5. Developing viral-ngs¶
5.1. Testing easy_deploy with Vagrant and Ansible¶
By default, easy_deploy installs a version of viral-ngs by cloning the github repository, which makes it difficult to test local changes to the playbook. Testing the easy_deploy setup locally can be done using Vagrant and the Ansible playbook with some custom commands. To do so, we need to take the following steps:
$ cd easy_deploy
- Run the easy deploy script to bootstrap the VM and answer the prompts
- From now on, run Ansible playbook manually for provisioning: http://docs.ansible.com/ansible/guide_vagrant.html#running-ansible-manually.
- Add deploy=sync or deploy=archive to the –extra-vars of the Ansible playbook command
$ ansible-playbook ... --extra-vars=deploy=sync
To test playbook changes in a local repository, the choice of deploy=sync or deploy=archive changes the strategy used to “deploy” viral-ngs into the Vagrant VM.
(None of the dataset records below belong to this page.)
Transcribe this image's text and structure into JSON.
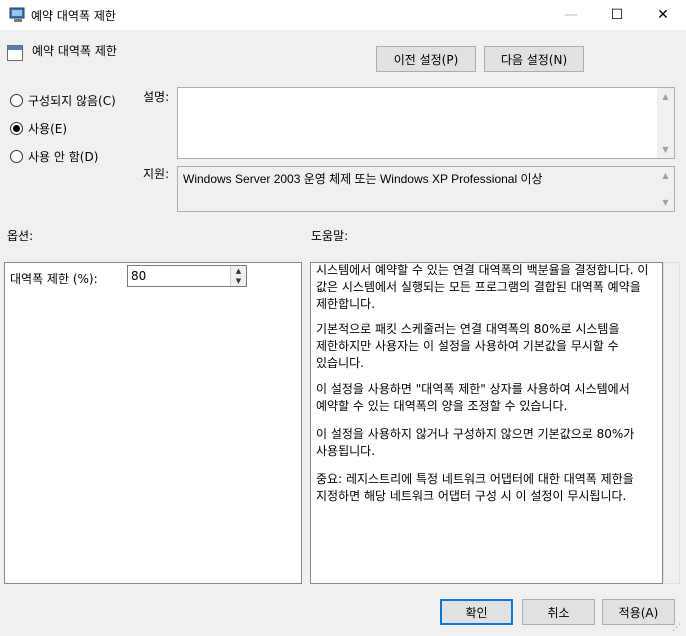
{
  "window": {
    "title": "예약 대역폭 제한",
    "minimize_icon": "—",
    "maximize_icon": "☐",
    "close_icon": "✕"
  },
  "header": {
    "policy_name": "예약 대역폭 제한",
    "prev_button": "이전 설정(P)",
    "next_button": "다음 설정(N)"
  },
  "state": {
    "options": [
      {
        "label": "구성되지 않음(C)",
        "checked": false
      },
      {
        "label": "사용(E)",
        "checked": true
      },
      {
        "label": "사용 안 함(D)",
        "checked": false
      }
    ]
  },
  "description": {
    "label": "설명:",
    "value": ""
  },
  "supported": {
    "label": "지원:",
    "value": "Windows Server 2003 운영 체제 또는 Windows XP Professional 이상"
  },
  "options_section": {
    "label": "옵션:",
    "bandwidth_label": "대역폭 제한 (%):",
    "bandwidth_value": "80"
  },
  "help_section": {
    "label": "도움말:",
    "paragraphs": [
      "시스템에서 예약할 수 있는 연결 대역폭의 백분율을 결정합니다. 이 값은 시스템에서 실행되는 모든 프로그램의 결합된 대역폭 예약을 제한합니다.",
      "기본적으로 패킷 스케줄러는 연결 대역폭의 80%로 시스템을 제한하지만 사용자는 이 설정을 사용하여 기본값을 무시할 수 있습니다.",
      "이 설정을 사용하면 \"대역폭 제한\" 상자를 사용하여 시스템에서 예약할 수 있는 대역폭의 양을 조정할 수 있습니다.",
      "이 설정을 사용하지 않거나 구성하지 않으면 기본값으로 80%가 사용됩니다.",
      "중요: 레지스트리에 특정 네트워크 어댑터에 대한 대역폭 제한을 지정하면 해당 네트워크 어댑터 구성 시 이 설정이 무시됩니다."
    ]
  },
  "footer": {
    "ok": "확인",
    "cancel": "취소",
    "apply": "적용(A)"
  }
}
The deploy=sync option creates a symlink to the synced folder containing the root of your viral-ngs git repo. Therefore, any tool installation or other changes will be reflected on both the host and the guest machine. This is desirable for fast iteration of changes, but makes it difficult to isolate the host’s viral-ngs installation from the installation on the guest VM.
The deploy=archive option performs a git archive on the host’s viral-ngs repository and untars it into the project directory. This is a clean install each time, which can be time consuming due to the need to reinstall all dependencies, and only the current HEAD commit will be reflected in the guest. No uncommitted/dirty changes will be picked up using this method. This is more ideally suited for a finalized clean test of the playbook.